Personal

Meet Mischa and Nicholas

children-1149671_960_720Hey everybody I want you to meet Mischa and Nicholas.  They are my children.  Mischa is 8 and Nicholas 6.  Their full names are Mischa Sally Hilton and Nicholas Frank Miller.

There’s nothing much sentimental about the first names.  I haven’t known any other Mischas personally – I just really liked the name about the time I first thought about having a baby.  I’ve known quite a few Nicholases and they have, without exception, been good blokes.  And I don’t mind the derivatives – Nick, Nicky etc. Funny that I have never got to calling my Nicholas any of those names.  The other names are family names so there’s some sentiment attached.  And I never understood the requirement for children to take their father’s name, any more than I would do that.  So we’ve split the difference.  He’s got the boy and me the girl.  Some people ask me if I’m worried about not all sharing the family name.  Clearly the answer is no.  How many people do you know who share a surname with people they loath, or people they don’t see anymore.  Frankly, I don’t think it is the name that makes the difference.

I had pretty easy pregnancies with both Mischa and Nicholas from what I recall.  Uneventful births, too.  When other women gather I’ve noticed that some will re-hash their birth stories even years later, in the same way that heavy drinkers talk repeatedly about that one time they ended up in hospital or got arrested.  Clearly some find birth a traumatic experience from which it takes years, and many re-tellings, to recover.  But I always find myself wishing these women would talk more about what they’ve done lately, or what wakes them up in the night or makes them so mad they can’t see straight.

Thankfully Mischa and Nicholas were both placid babies.  I remember them sleeping through the night from quite early.  I demand fed them – some days.  And then other days I left them out the back to cry and waited until my routine scheduled feeding time.  Whatever approach I took seemed right at the time.

As they grew we had to make decisions about how we would raise them.  I wanted creative children, so we stopped watching TV when they were born and have not watched since.  We argued over that and now I can admit it’s a little obsessive.  But I’ve always been that all or nothing type of person.  I never sat them in front of a Disney movie to get some peace and, like me, they don’t know that lyrics to any of the songs from the movie Frozen.  As a result they are both quite self-sufficient children.  Mischa will play for hours on end with Lego – making spaceships, ranches, animals – anything she can think of to make out of plastic blocks.  Nicholas is more of a bookworm.  He’s only 6 but I’m already reading him Harry Potter at night.  He’s also read some of my childhood favorites – The Secret Garden and Tom Brown’s Schooldays.

Nicholas also gets into the garden with his dad – he grew all our tomatoes last summer.  And Mischa loves camping.  She’s got her own tent which she can put up by herself when we go on weekend trips.

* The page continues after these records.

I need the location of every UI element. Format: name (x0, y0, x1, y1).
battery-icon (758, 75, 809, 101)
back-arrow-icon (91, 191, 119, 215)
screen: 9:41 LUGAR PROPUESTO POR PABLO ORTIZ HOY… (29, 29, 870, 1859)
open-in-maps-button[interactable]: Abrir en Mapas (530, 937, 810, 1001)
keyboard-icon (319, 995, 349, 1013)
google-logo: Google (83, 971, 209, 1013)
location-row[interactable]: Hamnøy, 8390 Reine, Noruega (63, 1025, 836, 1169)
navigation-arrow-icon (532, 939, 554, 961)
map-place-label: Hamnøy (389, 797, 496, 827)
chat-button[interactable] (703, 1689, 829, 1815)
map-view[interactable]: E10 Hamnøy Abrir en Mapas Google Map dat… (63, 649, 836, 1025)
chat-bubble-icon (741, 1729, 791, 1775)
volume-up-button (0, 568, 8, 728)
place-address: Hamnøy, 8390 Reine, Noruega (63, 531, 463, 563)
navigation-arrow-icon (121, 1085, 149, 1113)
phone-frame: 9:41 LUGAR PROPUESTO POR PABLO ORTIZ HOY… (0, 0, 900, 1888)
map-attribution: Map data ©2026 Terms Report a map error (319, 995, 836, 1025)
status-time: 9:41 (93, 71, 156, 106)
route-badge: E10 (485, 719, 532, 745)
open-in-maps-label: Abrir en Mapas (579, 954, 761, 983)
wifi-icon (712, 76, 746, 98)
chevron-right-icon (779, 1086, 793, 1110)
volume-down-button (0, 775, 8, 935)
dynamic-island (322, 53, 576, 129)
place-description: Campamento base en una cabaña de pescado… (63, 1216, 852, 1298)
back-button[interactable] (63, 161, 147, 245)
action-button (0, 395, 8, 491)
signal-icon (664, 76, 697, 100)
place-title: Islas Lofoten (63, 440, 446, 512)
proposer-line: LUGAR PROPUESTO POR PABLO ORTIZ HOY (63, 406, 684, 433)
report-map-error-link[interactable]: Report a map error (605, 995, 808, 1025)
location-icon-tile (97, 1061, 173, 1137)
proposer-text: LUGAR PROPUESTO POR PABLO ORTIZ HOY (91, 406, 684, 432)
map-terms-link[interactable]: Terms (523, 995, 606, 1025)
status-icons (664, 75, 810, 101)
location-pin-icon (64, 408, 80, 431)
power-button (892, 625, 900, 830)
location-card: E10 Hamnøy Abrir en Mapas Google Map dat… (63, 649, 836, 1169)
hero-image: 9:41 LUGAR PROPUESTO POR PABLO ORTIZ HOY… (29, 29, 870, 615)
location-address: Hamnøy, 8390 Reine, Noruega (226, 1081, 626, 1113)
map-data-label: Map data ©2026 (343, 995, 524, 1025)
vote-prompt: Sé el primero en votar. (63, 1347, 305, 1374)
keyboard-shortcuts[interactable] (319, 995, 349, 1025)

It’s been amusing to me, watching them go off to school. Of course at the local state primary school my kids have made friends with other kids whose parents are not at all restrictive about TV.  Mine are savvy kids who like people.  They’ve bonded in the playground instead of the lounge room in front of the TV.  They’ve started to watch a bit at friends’ houses but Mischa, in particular, is already bored by it.  “I don’t get what’s so good about it, mummy,’ she looks at me quizzically when she gets home.

They feel the same way about some of the foods they’ve encountered now they’re not only eating at home.  I’ll never forget Nicholas’ response to a bowl of packet Mac’N’Cheese from the microwave – ‘Is this even real food?’ he had questioned our astonished neighbour as her son gulped both mushy bowls full.  At home they eat what we eat.  We take them out for dinner often and have never let them know there is a kids menu.  I’ve seen the kids menu.  In most places it might just as well be called the crap menu.

I can’t keep this up.  If some of this doesn’t ring true that’s probably because I don’t actually have any children.  I don’t even know what kids this age really do spend their time on – my assumptions are based on what I did as a kid and watching my friends kids.  But the pace of technological change is so rapid.  Is TV even a thing for kids any more?  Or should I be worried about smaller screens providing access to the world online?

Anyway the point is that I really did seriously contemplate having a baby around 6 years ago.  At the time I thought about what I’d name them and how I’d like to raise them.  I’ve described some of my ideas here.  In the end I decided I didn’t want them, so who knows what my pregnancy and birth would have been like, or whether I’d have pulled any of this off, or whether I’d have wanted to once they arrived.    Something I have learnt from the parents who have surrounded me for the last 15 years or so is that parenting never quite seems to go according to plan, no matter how clever or determined the parents.

So if you’re a parent and you perceive more than a trace of self-righteousness and judgement in the tone of what I’ve written about ‘my children’ take comfort from knowing I’ve written this without facing the challenge of actually doing it.  And I take my hat off to you for surviving what looks, to the visitor, like grueling hard slog which lasts a lifetime.